The visualization architecture in markovd, React Flow DAG, Gantt timeline, and step table, implements the three-view pattern identified in our follow-up research on workflow visualization UX, using the exact library our technical analysis recommended.
The no-CRD Kubernetes integration reflects findings from both our bibliography of Kubernetes workflow tools and our RBAC analysis, which identified CRD installation and elevated permissions as adoption barriers in shared cluster environments.

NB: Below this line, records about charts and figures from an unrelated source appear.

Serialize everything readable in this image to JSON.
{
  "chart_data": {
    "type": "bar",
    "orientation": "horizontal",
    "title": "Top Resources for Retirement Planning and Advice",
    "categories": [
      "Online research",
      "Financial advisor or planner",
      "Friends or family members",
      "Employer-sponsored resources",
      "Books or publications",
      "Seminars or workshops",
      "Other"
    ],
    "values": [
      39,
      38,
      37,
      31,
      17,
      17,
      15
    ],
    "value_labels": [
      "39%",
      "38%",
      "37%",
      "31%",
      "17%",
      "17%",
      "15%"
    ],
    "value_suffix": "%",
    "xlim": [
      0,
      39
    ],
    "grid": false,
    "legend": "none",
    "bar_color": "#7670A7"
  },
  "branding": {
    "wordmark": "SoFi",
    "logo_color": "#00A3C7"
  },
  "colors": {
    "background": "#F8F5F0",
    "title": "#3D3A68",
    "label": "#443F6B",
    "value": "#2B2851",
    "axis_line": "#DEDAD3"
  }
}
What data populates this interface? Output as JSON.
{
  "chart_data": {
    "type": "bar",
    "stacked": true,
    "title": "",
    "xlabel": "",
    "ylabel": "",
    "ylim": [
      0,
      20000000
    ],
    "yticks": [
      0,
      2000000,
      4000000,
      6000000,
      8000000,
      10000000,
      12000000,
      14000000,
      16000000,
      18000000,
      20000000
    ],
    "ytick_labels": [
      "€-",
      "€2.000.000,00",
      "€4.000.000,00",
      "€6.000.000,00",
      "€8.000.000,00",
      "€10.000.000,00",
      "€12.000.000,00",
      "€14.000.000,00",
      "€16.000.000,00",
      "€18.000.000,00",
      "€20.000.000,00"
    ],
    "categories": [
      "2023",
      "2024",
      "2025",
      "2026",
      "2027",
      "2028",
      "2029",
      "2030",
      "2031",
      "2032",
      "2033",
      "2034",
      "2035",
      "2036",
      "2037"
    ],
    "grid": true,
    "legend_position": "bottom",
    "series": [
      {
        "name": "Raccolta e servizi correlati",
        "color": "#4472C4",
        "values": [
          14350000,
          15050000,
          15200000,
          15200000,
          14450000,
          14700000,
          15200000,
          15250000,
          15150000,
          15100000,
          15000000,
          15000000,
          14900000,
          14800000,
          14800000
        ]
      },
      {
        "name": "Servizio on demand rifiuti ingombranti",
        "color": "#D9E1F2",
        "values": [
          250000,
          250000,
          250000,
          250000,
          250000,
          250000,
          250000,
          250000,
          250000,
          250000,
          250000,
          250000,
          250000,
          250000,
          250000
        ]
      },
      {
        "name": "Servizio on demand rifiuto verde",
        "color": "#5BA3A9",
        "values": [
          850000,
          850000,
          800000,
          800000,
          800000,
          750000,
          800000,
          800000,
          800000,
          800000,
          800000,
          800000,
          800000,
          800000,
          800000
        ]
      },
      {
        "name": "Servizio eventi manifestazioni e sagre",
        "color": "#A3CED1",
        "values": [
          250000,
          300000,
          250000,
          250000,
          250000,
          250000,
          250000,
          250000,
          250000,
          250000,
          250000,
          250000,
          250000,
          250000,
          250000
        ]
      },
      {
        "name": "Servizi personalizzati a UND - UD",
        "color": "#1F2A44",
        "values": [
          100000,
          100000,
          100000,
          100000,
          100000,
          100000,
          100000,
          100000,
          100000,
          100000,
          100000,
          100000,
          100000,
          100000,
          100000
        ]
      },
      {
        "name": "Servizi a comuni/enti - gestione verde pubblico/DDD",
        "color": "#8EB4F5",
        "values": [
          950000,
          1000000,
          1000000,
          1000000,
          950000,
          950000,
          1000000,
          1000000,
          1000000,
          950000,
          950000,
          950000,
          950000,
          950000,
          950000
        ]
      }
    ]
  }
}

Five areas from our research remain unimplemented – full Truth Maintenance System propagation, human-in-the-loop approval gates, complexity-based zone classification for task routing, formal queueing models for throughput planning, and supply chain security for workflow definitions. These represent the next horizon of development, not gaps in the current design thesis.
When to Use Markov
Markov is not the right tool for every workflow orchestration problem. The decision depends on what you need:
Choose markov when your workflows chain AI agent jobs on Kubernetes with conditional gating criteria. When you want Ansible-familiar YAML without Ansible’s SSH execution model. When your workflows need to loop – iterative refinement, polling, multi-phase evaluation – and DAG-only engines cannot express the pattern. When you want the lightest possible Kubernetes integration footprint: no CRDs, no operators, no controller deployments. When rule-engine evaluation of gate conditions is more expressive than nested when clauses.
Choose Argo Workflows when your workflows are acyclic, your team already has Argo infrastructure, and you need rich artifact management with S3 or GCS integration. Argo’s maturity and ecosystem depth are unmatched in the Kubernetes-native workflow space.
Choose Temporal when you need battle-tested durable execution at massive scale, polyglot SDK support, and event-sourced replay guarantees. Temporal’s infrastructure weight is justified when your reliability requirements demand it.
Choose LangGraph when your challenge is agent-level orchestration – reasoning, memory, tool use, multi-agent coordination – rather than infrastructure-level job scheduling. LangGraph and markov can work together: markov schedules and gates the jobs, LangGraph runs inside them.
Choose Kestra or Hatchet when you need a managed platform with enterprise features, RBAC, audit trails, multi-tenancy, cloud hosting, and are willing to trade markov’s minimalism for operational maturity.
Getting Started
Markov is available on GitHub:
- markov (workflow engine): github.com/jctanner/markov
- markovd (dashboard): github.com/jctanner/markovd
Markov is a Go binary. Build it, point it at a YAML workflow file, and run. If you have kubectl configured, markov will create Kubernetes Jobs in your current context. If you do not, local step types, shell_exec, http_request, set_fact, gate, and assert, work without a cluster.
The project is early-stage. The architecture is sound – our technical review found 10 of 15 research-recommended patterns strongly aligned, with gaps concentrated in security hardening rather than structural design. Test coverage, structured logging, and production observability instrumentation are areas for contribution.
What markov offers today is a thesis validated by research: the four-way intersection of Ansible YAML, rule-engine gating, recursive state machines, and Kubernetes-native execution is a real and unoccupied position in the workflow orchestration landscape. If that intersection describes the problem you are solving, markov is built for you.